Les Echos : Quelles sont les difficultés qui pèsent sur les architectes au Mali ?
CSMK : Nos difficultés sont endogènes et exogènes. Le plus gros client des architectes, c’est l’Etat. Donc, nous sommes actuellement les premiers à être frappés par la situation de sanctions sous-régionales qui prévaut, c’est-à-dire l’embargo. Les architectes souffrent à cause du fait que beaucoup de grands projets sont en stand-by. En dehors de cela, il y a la concurrence déloyale avec la complicité de certains de nos confrères qui s’adonnent à des signatures de complaisance, comme je l’ai décrit plus haut. Il y a aussi les services techniques de l’Etat qui, à travers un arrêté, font désormais eux-mêmes des grands projets en lieu et place des professionnels qui pourtant paient des impôts. Il y a également le faible investissement dans le BTP. De plus, la chaîne de production des matériaux de construction est loin d’être maîtrisée. 24 heures après les sanctions de la CÉDÉAO, les prix du ciment ont flambé ; cela a beaucoup joué sur les chantiers. En plus de la cherté, les matériels n’étaient pas disponibles sur le marché.
Le 1er mars, l’Ordre des architectes a eu 33 ans. 33 ans, vous dis-je ! Or, notre loi n’a pas évolué. On a souhaité relire les textes qui régissent notre métier. Mais, on n’a pas pu. En 2016, on a bénéficié d’une ouverture de l’UEMAO qui devait être transposée au plus tard le 31 décembre 2020 ; mais, jusqu’à présent, cette transposition est en cours. Nous souhaitons incessamment que ce texte passe en Conseil des ministres parce qu’il permet d’adapter nos textes aux standards internationaux. Autre problème : tous les architectes sont centrés à Bamako alors que nous sommes au service des populations. Il va falloir qu’on occupe le reste du territoire national.
Les Echos : A moyen terme, quelles sont les perspectives du métier d’architecte au Mali ?

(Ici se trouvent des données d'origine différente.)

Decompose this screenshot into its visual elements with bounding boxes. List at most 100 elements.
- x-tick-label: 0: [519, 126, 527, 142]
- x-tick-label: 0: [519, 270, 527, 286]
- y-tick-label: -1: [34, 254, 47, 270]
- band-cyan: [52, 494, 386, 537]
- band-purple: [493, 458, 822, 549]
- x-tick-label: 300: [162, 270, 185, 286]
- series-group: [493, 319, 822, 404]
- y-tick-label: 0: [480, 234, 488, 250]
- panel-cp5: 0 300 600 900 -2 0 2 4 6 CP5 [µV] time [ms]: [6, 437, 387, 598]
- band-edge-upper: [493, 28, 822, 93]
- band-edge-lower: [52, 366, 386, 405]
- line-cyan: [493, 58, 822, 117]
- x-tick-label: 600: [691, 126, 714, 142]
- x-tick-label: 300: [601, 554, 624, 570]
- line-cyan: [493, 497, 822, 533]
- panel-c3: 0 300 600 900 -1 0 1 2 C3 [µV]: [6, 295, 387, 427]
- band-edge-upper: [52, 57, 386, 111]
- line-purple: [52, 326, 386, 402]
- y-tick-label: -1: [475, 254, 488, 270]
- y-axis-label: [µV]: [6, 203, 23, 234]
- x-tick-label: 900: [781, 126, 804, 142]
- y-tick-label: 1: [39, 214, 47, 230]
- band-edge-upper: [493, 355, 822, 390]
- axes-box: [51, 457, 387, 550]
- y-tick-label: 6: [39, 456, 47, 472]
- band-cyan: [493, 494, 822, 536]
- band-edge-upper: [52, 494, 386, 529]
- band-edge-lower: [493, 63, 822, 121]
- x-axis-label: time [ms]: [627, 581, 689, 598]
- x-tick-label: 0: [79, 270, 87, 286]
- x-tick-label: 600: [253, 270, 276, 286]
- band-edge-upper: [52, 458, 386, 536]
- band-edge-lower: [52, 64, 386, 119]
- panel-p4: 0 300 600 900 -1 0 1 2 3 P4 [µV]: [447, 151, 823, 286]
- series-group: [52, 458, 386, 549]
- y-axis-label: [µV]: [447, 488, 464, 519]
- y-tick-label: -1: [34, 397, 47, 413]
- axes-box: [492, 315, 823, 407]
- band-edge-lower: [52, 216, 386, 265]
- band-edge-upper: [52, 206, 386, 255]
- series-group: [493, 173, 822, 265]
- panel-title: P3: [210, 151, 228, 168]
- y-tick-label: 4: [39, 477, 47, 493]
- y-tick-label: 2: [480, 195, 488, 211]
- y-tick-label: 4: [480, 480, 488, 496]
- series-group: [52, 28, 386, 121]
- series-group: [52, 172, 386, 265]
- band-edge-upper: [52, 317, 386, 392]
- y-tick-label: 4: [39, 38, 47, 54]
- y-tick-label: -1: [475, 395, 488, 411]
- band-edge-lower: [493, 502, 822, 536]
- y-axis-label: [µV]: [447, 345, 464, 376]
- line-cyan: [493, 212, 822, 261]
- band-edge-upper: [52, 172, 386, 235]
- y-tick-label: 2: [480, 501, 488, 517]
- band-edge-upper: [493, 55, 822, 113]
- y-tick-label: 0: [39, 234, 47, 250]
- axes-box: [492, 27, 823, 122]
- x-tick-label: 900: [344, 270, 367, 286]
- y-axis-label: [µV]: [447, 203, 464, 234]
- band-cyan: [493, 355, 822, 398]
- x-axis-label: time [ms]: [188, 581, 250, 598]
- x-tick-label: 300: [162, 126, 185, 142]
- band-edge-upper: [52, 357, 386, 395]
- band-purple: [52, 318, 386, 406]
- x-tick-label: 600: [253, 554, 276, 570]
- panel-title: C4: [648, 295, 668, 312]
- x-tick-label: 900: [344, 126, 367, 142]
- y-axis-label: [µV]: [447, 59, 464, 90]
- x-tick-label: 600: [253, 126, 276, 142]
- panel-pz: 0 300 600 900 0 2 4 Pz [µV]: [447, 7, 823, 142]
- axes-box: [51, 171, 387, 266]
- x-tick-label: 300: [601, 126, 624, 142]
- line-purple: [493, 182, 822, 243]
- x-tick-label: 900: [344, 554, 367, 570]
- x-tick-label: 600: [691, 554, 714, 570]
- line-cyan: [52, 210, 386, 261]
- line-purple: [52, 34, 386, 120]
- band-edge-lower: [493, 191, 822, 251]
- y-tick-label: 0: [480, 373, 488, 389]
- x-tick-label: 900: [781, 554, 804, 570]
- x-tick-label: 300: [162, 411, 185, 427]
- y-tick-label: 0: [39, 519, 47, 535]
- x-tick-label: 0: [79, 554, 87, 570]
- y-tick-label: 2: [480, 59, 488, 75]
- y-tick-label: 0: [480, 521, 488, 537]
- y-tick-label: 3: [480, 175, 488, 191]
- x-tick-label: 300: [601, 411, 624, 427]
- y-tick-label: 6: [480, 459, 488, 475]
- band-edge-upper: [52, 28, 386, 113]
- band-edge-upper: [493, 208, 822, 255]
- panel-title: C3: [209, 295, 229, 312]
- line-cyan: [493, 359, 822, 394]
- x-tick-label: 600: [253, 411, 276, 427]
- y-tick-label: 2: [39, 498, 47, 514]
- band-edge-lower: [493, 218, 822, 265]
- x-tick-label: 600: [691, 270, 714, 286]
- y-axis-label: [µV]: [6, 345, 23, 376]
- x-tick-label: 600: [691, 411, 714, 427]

CSMK : On a le réchauffement climatique, c’est-à-dire tout ce qui est écologique. Déjà, nous sommes dans un pays où il fait traditionnellement chaud. Les gens ont donc de plus en plus de la peine à vivre à l’intérieur du bâtiment alors que l’énergie est très faible. Les architectes maliens doivent réfléchir pour qu’on ait des modèles adaptés au climat chaud. Et ce n’est pas sorcier ! Il suffit de travailler avec les matériaux locaux. Nous devons aussi réfléchir avec l’Etat pour voir comment le logement peut être abordable. Certes, chacun au sein de la population ne peut pas avoir un toit en son nom. Mais, chacun doit être logé.